The Horse’s Forehead and Neck

horse forehead

The head is the most important part of any horse, as it contains many nerves and acupuncture points. In addition, it is the center of emotional control. The eyes are set slightly on the side of the head which allows a horse to see objects at different distances. The nostrils and chin are also located in the head area, as is the poll (where the bridle path begins). The skin of the forehead is almost hairless and the underlying bones are very mobile. The nose is able to bend and turn left or right, as is the ear. The ears are very sensitive and can detect a variety of sounds and smells.

The neck extends from the head to the shoulder area and has seven cervical vertebrae. The neck may be short and muscular or long and slender. It is a very flexible joint and can change in length according to the activity of the horse. The neck should be proportionally long to the rest of the body, allowing it to move freely and flexibly.

A swollen forehead or muzzle often indicates an infection of the sinuses. This is called a Sinus Cyst and can cause one or both nostrils to become clogged and swell on the side that is swollen. This can affect the breathing of the horse and needs to be treated promptly to prevent complications.

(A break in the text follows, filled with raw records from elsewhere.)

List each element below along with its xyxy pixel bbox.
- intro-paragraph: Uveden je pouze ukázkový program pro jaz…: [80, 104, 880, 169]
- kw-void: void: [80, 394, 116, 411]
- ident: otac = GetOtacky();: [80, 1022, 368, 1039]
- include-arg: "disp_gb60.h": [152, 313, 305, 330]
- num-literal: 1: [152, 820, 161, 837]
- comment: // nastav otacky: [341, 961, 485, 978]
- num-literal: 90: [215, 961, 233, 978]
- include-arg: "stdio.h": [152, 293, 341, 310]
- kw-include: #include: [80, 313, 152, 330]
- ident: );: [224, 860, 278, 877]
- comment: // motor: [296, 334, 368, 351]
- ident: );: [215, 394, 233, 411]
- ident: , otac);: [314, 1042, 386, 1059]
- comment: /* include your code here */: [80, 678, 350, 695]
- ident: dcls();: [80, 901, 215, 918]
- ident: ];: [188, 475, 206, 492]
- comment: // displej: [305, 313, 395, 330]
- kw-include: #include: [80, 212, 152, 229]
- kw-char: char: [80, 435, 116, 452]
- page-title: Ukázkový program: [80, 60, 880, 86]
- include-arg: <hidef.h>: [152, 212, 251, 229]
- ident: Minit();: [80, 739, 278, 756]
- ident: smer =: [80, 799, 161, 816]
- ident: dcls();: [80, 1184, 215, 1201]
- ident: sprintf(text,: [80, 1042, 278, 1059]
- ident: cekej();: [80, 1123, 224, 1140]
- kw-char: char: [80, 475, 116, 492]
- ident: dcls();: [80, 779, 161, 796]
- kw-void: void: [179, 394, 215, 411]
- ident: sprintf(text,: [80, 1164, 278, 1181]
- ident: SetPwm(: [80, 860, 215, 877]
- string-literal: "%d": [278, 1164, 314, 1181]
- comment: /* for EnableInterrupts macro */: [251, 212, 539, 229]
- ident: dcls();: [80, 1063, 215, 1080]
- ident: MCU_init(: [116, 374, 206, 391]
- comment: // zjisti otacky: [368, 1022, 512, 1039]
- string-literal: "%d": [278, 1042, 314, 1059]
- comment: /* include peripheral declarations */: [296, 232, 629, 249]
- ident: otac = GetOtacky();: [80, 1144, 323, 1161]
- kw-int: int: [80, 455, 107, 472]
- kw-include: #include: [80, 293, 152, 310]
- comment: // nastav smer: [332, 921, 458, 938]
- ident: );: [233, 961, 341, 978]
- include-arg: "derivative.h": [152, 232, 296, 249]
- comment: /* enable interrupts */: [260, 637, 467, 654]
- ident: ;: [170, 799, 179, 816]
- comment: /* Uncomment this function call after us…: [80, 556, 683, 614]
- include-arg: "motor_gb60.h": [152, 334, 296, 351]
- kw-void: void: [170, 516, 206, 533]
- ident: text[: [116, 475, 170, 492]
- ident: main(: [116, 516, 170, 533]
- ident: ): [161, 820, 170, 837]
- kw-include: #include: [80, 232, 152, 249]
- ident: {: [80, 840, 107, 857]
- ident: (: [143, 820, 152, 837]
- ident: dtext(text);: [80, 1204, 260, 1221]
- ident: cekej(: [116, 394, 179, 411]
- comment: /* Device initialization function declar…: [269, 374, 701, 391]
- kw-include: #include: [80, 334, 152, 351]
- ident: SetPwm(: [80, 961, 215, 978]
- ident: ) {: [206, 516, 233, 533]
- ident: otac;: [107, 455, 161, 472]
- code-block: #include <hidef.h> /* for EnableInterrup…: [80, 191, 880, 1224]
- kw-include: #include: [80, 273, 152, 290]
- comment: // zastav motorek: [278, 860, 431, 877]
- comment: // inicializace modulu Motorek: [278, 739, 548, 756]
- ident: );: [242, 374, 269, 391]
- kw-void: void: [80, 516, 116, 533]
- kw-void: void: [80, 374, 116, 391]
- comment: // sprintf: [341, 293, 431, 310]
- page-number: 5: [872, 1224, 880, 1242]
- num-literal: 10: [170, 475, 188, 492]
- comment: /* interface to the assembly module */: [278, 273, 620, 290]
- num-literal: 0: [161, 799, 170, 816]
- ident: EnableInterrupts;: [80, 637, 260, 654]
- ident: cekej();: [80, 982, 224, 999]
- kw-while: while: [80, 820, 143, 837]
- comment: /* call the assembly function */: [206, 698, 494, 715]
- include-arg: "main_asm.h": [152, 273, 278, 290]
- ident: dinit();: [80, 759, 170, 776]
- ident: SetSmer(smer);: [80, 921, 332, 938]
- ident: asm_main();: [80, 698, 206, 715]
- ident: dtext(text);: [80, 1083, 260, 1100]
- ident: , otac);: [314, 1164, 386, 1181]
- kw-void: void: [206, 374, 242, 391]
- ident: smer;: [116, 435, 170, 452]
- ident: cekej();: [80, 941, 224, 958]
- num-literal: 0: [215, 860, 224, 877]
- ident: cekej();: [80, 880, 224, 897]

Horses are very susceptible to cancers of the skin and head. Sarcoid tumors, squamous cell carcinomas and melanomas are common in older horses and can spread quickly if they are not diagnosed and treated early. The neck, if it has a deformity such as a wither, should be evaluated by a veterinarian to rule out a serious problem.

Whorls of hair on the forehead and around the face are a good indicator of a horse’s temperament. Mark Deesing, a Utah-based horse shoer and trainer, discovered this three decades ago after he noticed that the position of the whorls on a horse’s forehead correlated with its temperament. He developed a tool to predict a horse’s temperament by examining the pattern of the whorls on their foreheads.

A very shallow depression in the forehead above the eyes is a sign of ill health. A deep depression, on the other hand, is a sign that a horse is feeling well. A staple placed in this depression by a vet has been found to have a calming effect on the horse.